Testability and Validity of WCAG 2.0: The Expertise Effect

Brajnik, G; Yesilada, Yeliz; Harper, Simon

doi:10.1145/1878803.1878813

Web Content Accessibility Guidelines 2.0 (WCAG 2.0) require that success criteria be tested by human inspection. Further, testability of WCAG 2.0 criteria is achieved if 80% of knowledgeable inspectors agree that the criteria has been met or not. In this paper we investigate the very core WCAG 2.0, being their ability to determine web content accessibility conformance. We conducted an empirical study to ascertain the testability of WCAG 2.0 success criteria when experts and non-experts evaluated four relatively complex web pages; and the differences between the two.
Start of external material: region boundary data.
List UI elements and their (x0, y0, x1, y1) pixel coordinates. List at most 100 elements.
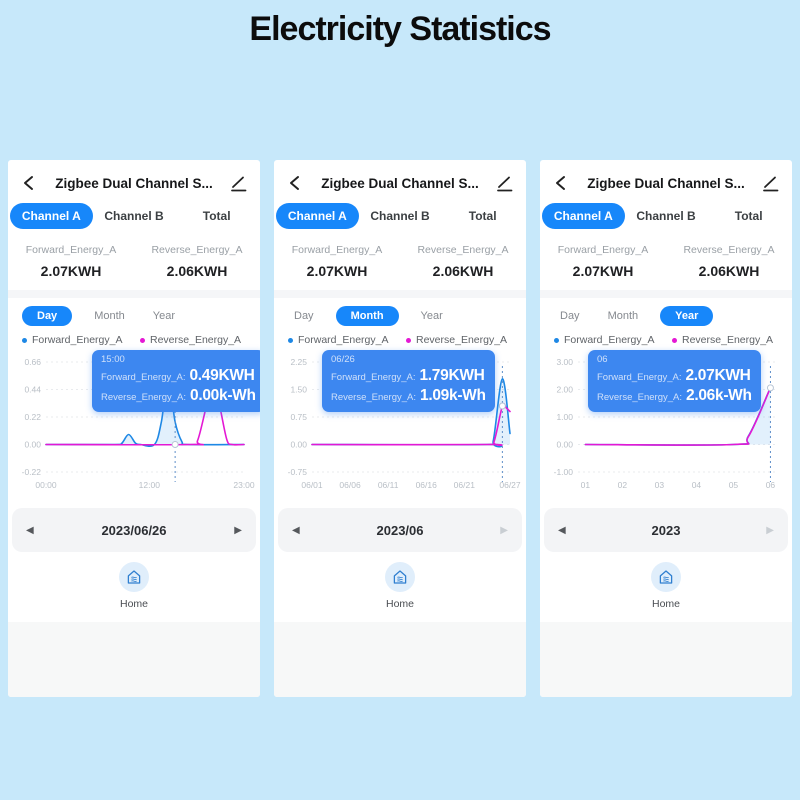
period-tab-month[interactable]: Month (94, 310, 125, 322)
channel-tabs: Channel A Channel B Total (8, 200, 260, 232)
period-tabs: Day Month Year (540, 300, 792, 332)
energy-stats: Forward_Energy_A 2.07KWH Reverse_Energy_… (540, 236, 792, 290)
reverse-energy-stat: Reverse_Energy_A 2.06KWH (400, 236, 526, 290)
period-tab-month[interactable]: Month (335, 306, 399, 326)
chart-tooltip: 06/26 Forward_Energy_A: 1.79KWH Reverse_E… (322, 350, 495, 413)
edit-pencil-icon[interactable] (760, 173, 780, 193)
tab-channel-a[interactable]: Channel A (276, 203, 359, 229)
tab-channel-a[interactable]: Channel A (10, 203, 93, 229)
svg-text:2.25: 2.25 (290, 357, 307, 367)
chart-tooltip: 15:00 Forward_Energy_A: 0.49KWH Reverse_E… (92, 350, 260, 413)
next-date-arrow[interactable]: ▶ (234, 524, 242, 536)
period-tab-day[interactable]: Day (22, 306, 73, 326)
bottom-bar: Home (8, 552, 260, 618)
home-icon (659, 570, 673, 584)
svg-text:05: 05 (729, 480, 739, 490)
phone-card-year: Zigbee Dual Channel S... Channel A Chann… (540, 160, 792, 697)
reverse-energy-value: 2.06KWH (432, 263, 494, 279)
next-date-arrow[interactable]: ▶ (766, 524, 774, 536)
energy-chart-year[interactable]: 3.00 2.00 1.00 0.00 -1.00 01 02 03 04 05 06 06 For… (540, 348, 792, 494)
edit-pencil-icon[interactable] (494, 173, 514, 193)
reverse-legend-dot (406, 337, 411, 343)
svg-text:-1.00: -1.00 (554, 467, 574, 477)
tab-channel-b[interactable]: Channel B (370, 209, 430, 223)
svg-text:0.75: 0.75 (290, 412, 307, 422)
app-header: Zigbee Dual Channel S... (8, 166, 260, 200)
svg-text:2.00: 2.00 (556, 385, 573, 395)
svg-text:06/27: 06/27 (499, 480, 521, 490)
svg-text:0.00: 0.00 (556, 440, 573, 450)
tab-total[interactable]: Total (202, 209, 231, 223)
home-button[interactable] (651, 562, 681, 592)
date-value: 2023/06/26 (101, 522, 167, 538)
energy-stats: Forward_Energy_A 2.07KWH Reverse_Energy_… (274, 236, 526, 290)
next-date-arrow[interactable]: ▶ (500, 524, 508, 536)
period-tab-year[interactable]: Year (420, 310, 443, 322)
tab-channel-b[interactable]: Channel B (636, 209, 696, 223)
svg-text:06/01: 06/01 (301, 480, 323, 490)
legend-forward: Forward_Energy_A (554, 334, 672, 346)
prev-date-arrow[interactable]: ◀ (292, 524, 300, 536)
back-icon[interactable] (20, 173, 40, 193)
bottom-bar: Home (540, 552, 792, 618)
app-header: Zigbee Dual Channel S... (274, 166, 526, 200)
phone-bottom-area (8, 622, 260, 697)
svg-text:02: 02 (618, 480, 628, 490)
prev-date-arrow[interactable]: ◀ (26, 524, 34, 536)
svg-text:06/06: 06/06 (339, 480, 361, 490)
forward-energy-stat: Forward_Energy_A 2.07KWH (8, 236, 134, 290)
forward-legend-dot (288, 337, 293, 343)
period-tab-day[interactable]: Day (560, 310, 580, 322)
svg-text:06/21: 06/21 (454, 480, 476, 490)
forward-energy-value: 2.07KWH (306, 263, 368, 279)
forward-energy-label: Forward_Energy_A (557, 244, 649, 256)
period-tab-year[interactable]: Year (152, 310, 175, 322)
forward-energy-value: 2.07KWH (40, 263, 102, 279)
section-divider (274, 290, 526, 298)
forward-energy-label: Forward_Energy_A (291, 244, 383, 256)
reverse-energy-value: 2.06KWH (698, 263, 760, 279)
back-icon[interactable] (286, 173, 306, 193)
section-divider (8, 290, 260, 298)
energy-chart-day[interactable]: 0.66 0.44 0.22 0.00 -0.22 00:00 12:00 23:00 15:… (8, 348, 260, 494)
chart-tooltip: 06 Forward_Energy_A: 2.07KWH Reverse_Ener… (588, 350, 761, 413)
period-tab-day[interactable]: Day (294, 310, 314, 322)
svg-text:3.00: 3.00 (556, 357, 573, 367)
channel-tabs: Channel A Channel B Total (540, 200, 792, 232)
home-icon (127, 570, 141, 584)
forward-energy-label: Forward_Energy_A (25, 244, 117, 256)
section-divider (540, 290, 792, 298)
date-navigator: ◀ 2023/06 ▶ (278, 508, 522, 552)
svg-text:1.50: 1.50 (290, 385, 307, 395)
edit-pencil-icon[interactable] (228, 173, 248, 193)
phone-card-month: Zigbee Dual Channel S... Channel A Chann… (274, 160, 526, 697)
reverse-energy-label: Reverse_Energy_A (683, 244, 775, 256)
svg-text:04: 04 (692, 480, 702, 490)
reverse-energy-stat: Reverse_Energy_A 2.06KWH (134, 236, 260, 290)
tab-total[interactable]: Total (468, 209, 497, 223)
tab-channel-a[interactable]: Channel A (542, 203, 625, 229)
period-tabs: Day Month Year (274, 300, 526, 332)
energy-chart-month[interactable]: 2.25 1.50 0.75 0.00 -0.75 06/01 06/06 06/11 06/1… (274, 348, 526, 494)
forward-energy-stat: Forward_Energy_A 2.07KWH (540, 236, 666, 290)
period-tab-month[interactable]: Month (607, 310, 639, 322)
prev-date-arrow[interactable]: ◀ (558, 524, 566, 536)
tab-total[interactable]: Total (734, 209, 763, 223)
forward-legend-dot (22, 337, 27, 343)
svg-text:1.00: 1.00 (556, 412, 573, 422)
reverse-energy-label: Reverse_Energy_A (417, 244, 509, 256)
svg-text:-0.22: -0.22 (22, 467, 42, 477)
home-label: Home (651, 598, 680, 610)
legend-reverse: Reverse_Energy_A (140, 334, 258, 346)
svg-text:0.00: 0.00 (24, 440, 41, 450)
phone-bottom-area (540, 622, 792, 697)
period-tab-year[interactable]: Year (660, 306, 714, 326)
back-icon[interactable] (552, 173, 572, 193)
reverse-energy-value: 2.06KWH (166, 263, 228, 279)
tab-channel-b[interactable]: Channel B (104, 209, 164, 223)
svg-text:12:00: 12:00 (139, 480, 161, 490)
forward-energy-value: 2.07KWH (572, 263, 634, 279)
svg-text:06/16: 06/16 (416, 480, 438, 490)
home-button[interactable] (385, 562, 415, 592)
home-button[interactable] (119, 562, 149, 592)
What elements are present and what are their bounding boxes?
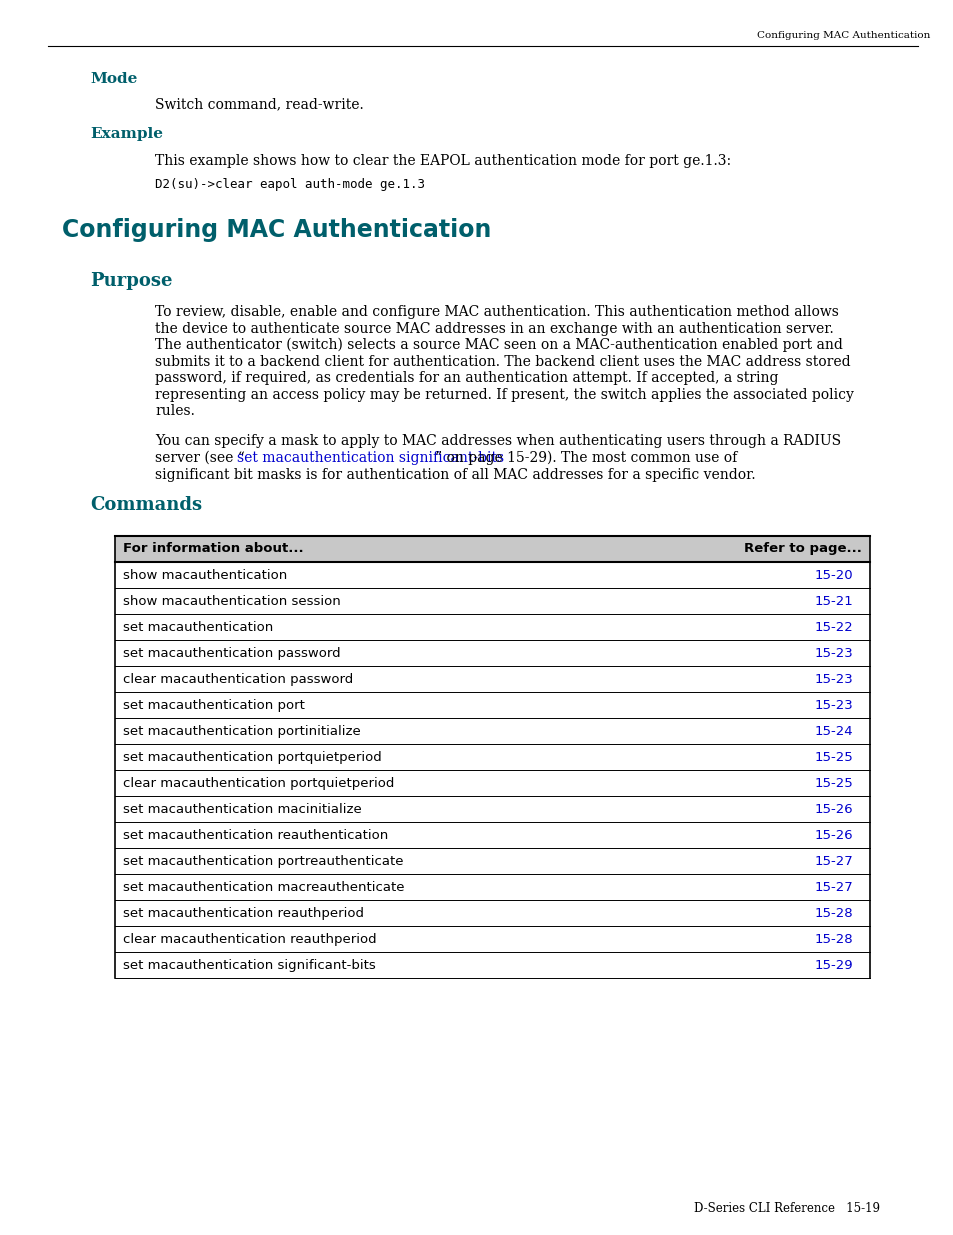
Text: rules.: rules. xyxy=(154,404,194,417)
Text: 15-28: 15-28 xyxy=(814,906,853,920)
Text: Example: Example xyxy=(90,127,163,141)
Text: 15-22: 15-22 xyxy=(814,621,853,634)
Text: 15-21: 15-21 xyxy=(814,595,853,608)
Text: submits it to a backend client for authentication. The backend client uses the M: submits it to a backend client for authe… xyxy=(154,354,850,368)
Text: ” on page 15-29). The most common use of: ” on page 15-29). The most common use of xyxy=(435,451,737,466)
Text: set macauthentication macreauthenticate: set macauthentication macreauthenticate xyxy=(123,881,404,894)
Text: clear macauthentication reauthperiod: clear macauthentication reauthperiod xyxy=(123,932,376,946)
Text: To review, disable, enable and configure MAC authentication. This authentication: To review, disable, enable and configure… xyxy=(154,305,838,319)
Text: 15-27: 15-27 xyxy=(814,881,853,894)
Text: set macauthentication password: set macauthentication password xyxy=(123,647,340,659)
Text: 15-24: 15-24 xyxy=(814,725,853,739)
Text: 15-29: 15-29 xyxy=(814,960,853,972)
Text: 15-26: 15-26 xyxy=(814,829,853,842)
Text: set macauthentication reauthentication: set macauthentication reauthentication xyxy=(123,829,388,842)
Text: Refer to page...: Refer to page... xyxy=(743,542,862,555)
Text: 15-25: 15-25 xyxy=(814,751,853,764)
Text: You can specify a mask to apply to MAC addresses when authenticating users throu: You can specify a mask to apply to MAC a… xyxy=(154,435,841,448)
Text: set macauthentication portinitialize: set macauthentication portinitialize xyxy=(123,725,360,739)
Text: Mode: Mode xyxy=(90,72,137,86)
Text: The authenticator (switch) selects a source MAC seen on a MAC-authentication ena: The authenticator (switch) selects a sou… xyxy=(154,338,842,352)
Text: D-Series CLI Reference   15-19: D-Series CLI Reference 15-19 xyxy=(693,1202,879,1215)
Text: significant bit masks is for authentication of all MAC addresses for a specific : significant bit masks is for authenticat… xyxy=(154,468,755,482)
Text: 15-23: 15-23 xyxy=(814,673,853,685)
Text: 15-26: 15-26 xyxy=(814,803,853,816)
Text: Commands: Commands xyxy=(90,496,202,514)
Text: show macauthentication: show macauthentication xyxy=(123,569,287,582)
Text: 15-23: 15-23 xyxy=(814,647,853,659)
Text: set macauthentication macinitialize: set macauthentication macinitialize xyxy=(123,803,361,816)
Text: set macauthentication portquietperiod: set macauthentication portquietperiod xyxy=(123,751,381,764)
Text: Purpose: Purpose xyxy=(90,272,172,290)
Text: show macauthentication session: show macauthentication session xyxy=(123,595,340,608)
Text: 15-28: 15-28 xyxy=(814,932,853,946)
Text: the device to authenticate source MAC addresses in an exchange with an authentic: the device to authenticate source MAC ad… xyxy=(154,321,833,336)
Text: 15-23: 15-23 xyxy=(814,699,853,713)
Text: Switch command, read-write.: Switch command, read-write. xyxy=(154,98,363,111)
Text: set macauthentication reauthperiod: set macauthentication reauthperiod xyxy=(123,906,364,920)
Text: Configuring MAC Authentication: Configuring MAC Authentication xyxy=(62,219,491,242)
Text: Configuring MAC Authentication: Configuring MAC Authentication xyxy=(756,32,929,41)
Text: 15-27: 15-27 xyxy=(814,855,853,868)
Text: 15-20: 15-20 xyxy=(814,569,853,582)
Text: For information about...: For information about... xyxy=(123,542,303,555)
Text: 15-25: 15-25 xyxy=(814,777,853,790)
Text: server (see “: server (see “ xyxy=(154,451,245,466)
Text: set macauthentication significant-bits: set macauthentication significant-bits xyxy=(236,451,503,466)
Text: set macauthentication port: set macauthentication port xyxy=(123,699,305,713)
Text: set macauthentication significant-bits: set macauthentication significant-bits xyxy=(123,960,375,972)
Text: set macauthentication portreauthenticate: set macauthentication portreauthenticate xyxy=(123,855,403,868)
Text: representing an access policy may be returned. If present, the switch applies th: representing an access policy may be ret… xyxy=(154,388,853,401)
Text: clear macauthentication portquietperiod: clear macauthentication portquietperiod xyxy=(123,777,394,790)
Text: This example shows how to clear the EAPOL authentication mode for port ge.1.3:: This example shows how to clear the EAPO… xyxy=(154,154,730,168)
Text: D2(su)->clear eapol auth-mode ge.1.3: D2(su)->clear eapol auth-mode ge.1.3 xyxy=(154,178,424,191)
Text: set macauthentication: set macauthentication xyxy=(123,621,273,634)
Text: clear macauthentication password: clear macauthentication password xyxy=(123,673,353,685)
Bar xyxy=(115,536,869,562)
Text: password, if required, as credentials for an authentication attempt. If accepted: password, if required, as credentials fo… xyxy=(154,370,778,385)
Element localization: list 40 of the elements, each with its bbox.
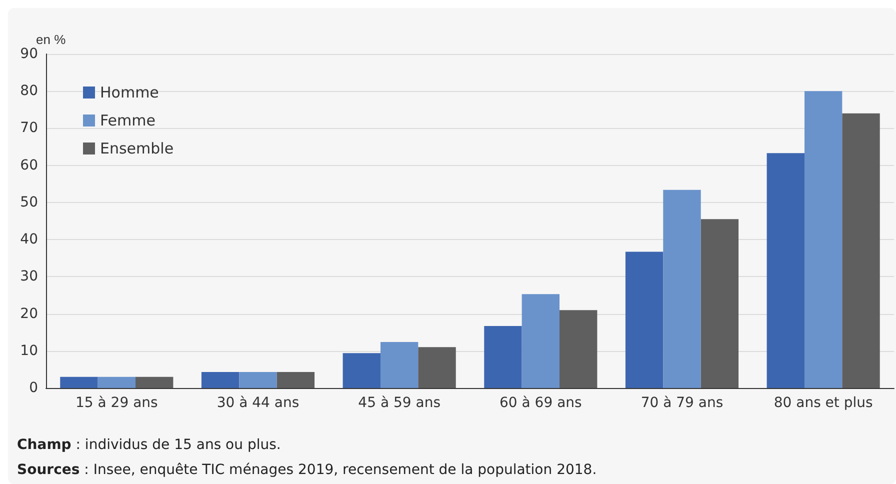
- bar: [663, 190, 701, 388]
- bar: [239, 372, 277, 388]
- y-tick-label: 80: [20, 83, 38, 100]
- bar: [276, 372, 315, 388]
- bar: [380, 342, 418, 388]
- y-axis-title: en %: [36, 32, 66, 47]
- bar: [842, 113, 880, 388]
- bar: [766, 153, 804, 388]
- bar: [342, 353, 380, 388]
- x-tick-label: 45 à 59 ans: [358, 395, 440, 411]
- x-tick-label: 30 à 44 ans: [216, 395, 300, 411]
- y-tick-label: 60: [20, 157, 38, 174]
- text: Champ : individus de 15 ans ou plus.: [17, 436, 282, 455]
- bar: [804, 91, 842, 388]
- x-tick-label: 80 ans et plus: [774, 395, 873, 411]
- x-tick-label: 70 à 79 ans: [640, 395, 724, 411]
- y-tick-label: 90: [20, 46, 38, 62]
- source-note: Sources : Insee, enquête TIC ménages 2019, recensement de la population 2018.: [17, 461, 597, 480]
- y-tick-label: 50: [20, 194, 38, 210]
- legend-label: Femme: [100, 112, 156, 130]
- legend-label: Homme: [100, 84, 159, 102]
- y-tick-label: 0: [29, 380, 38, 396]
- y-tick-label: 70: [20, 120, 38, 136]
- y-tick-label: 10: [20, 342, 38, 359]
- bar: [201, 372, 240, 388]
- legend-label: Ensemble: [100, 140, 174, 158]
- bar: [522, 294, 560, 388]
- x-tick-label: 15 à 29 ans: [76, 395, 158, 411]
- bar: [560, 310, 598, 388]
- bar: [98, 376, 136, 388]
- bar: [136, 376, 174, 388]
- y-tick-label: 20: [20, 306, 38, 322]
- bar: [625, 252, 664, 388]
- bar: [700, 219, 739, 388]
- bar: [418, 347, 456, 388]
- bar: [484, 326, 522, 388]
- x-tick-label: 60 à 69 ans: [500, 395, 582, 411]
- bar: [60, 376, 98, 388]
- y-tick-label: 30: [20, 268, 38, 285]
- y-tick-label: 40: [20, 232, 38, 248]
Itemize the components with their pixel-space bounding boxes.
Further, we discuss the validity of the evaluations generated by these inspectors and look at the differences in validity due to expertise. In summary, our study, comprising 22 experts and 27 non-experts, shows that approximately 50% of success criteria fail to meet the 80% agreement threshold; experts produce 20% false positives and miss 32% of the true problems. We also compared the performance of experts against that of non-experts and found that agreement for the non-experts dropped by 6%, false positives reach 42% and false negatives 49%. This suggests that in many cases WCAG 2.0 conformance cannot be tested by human inspection to a level where it is believed that at least 80% of knowledgeable human evaluators would agree on the conclusion. Why experts fail to meet the 80% threshold and what can be done to help achieve this level are the subjects of further investigation.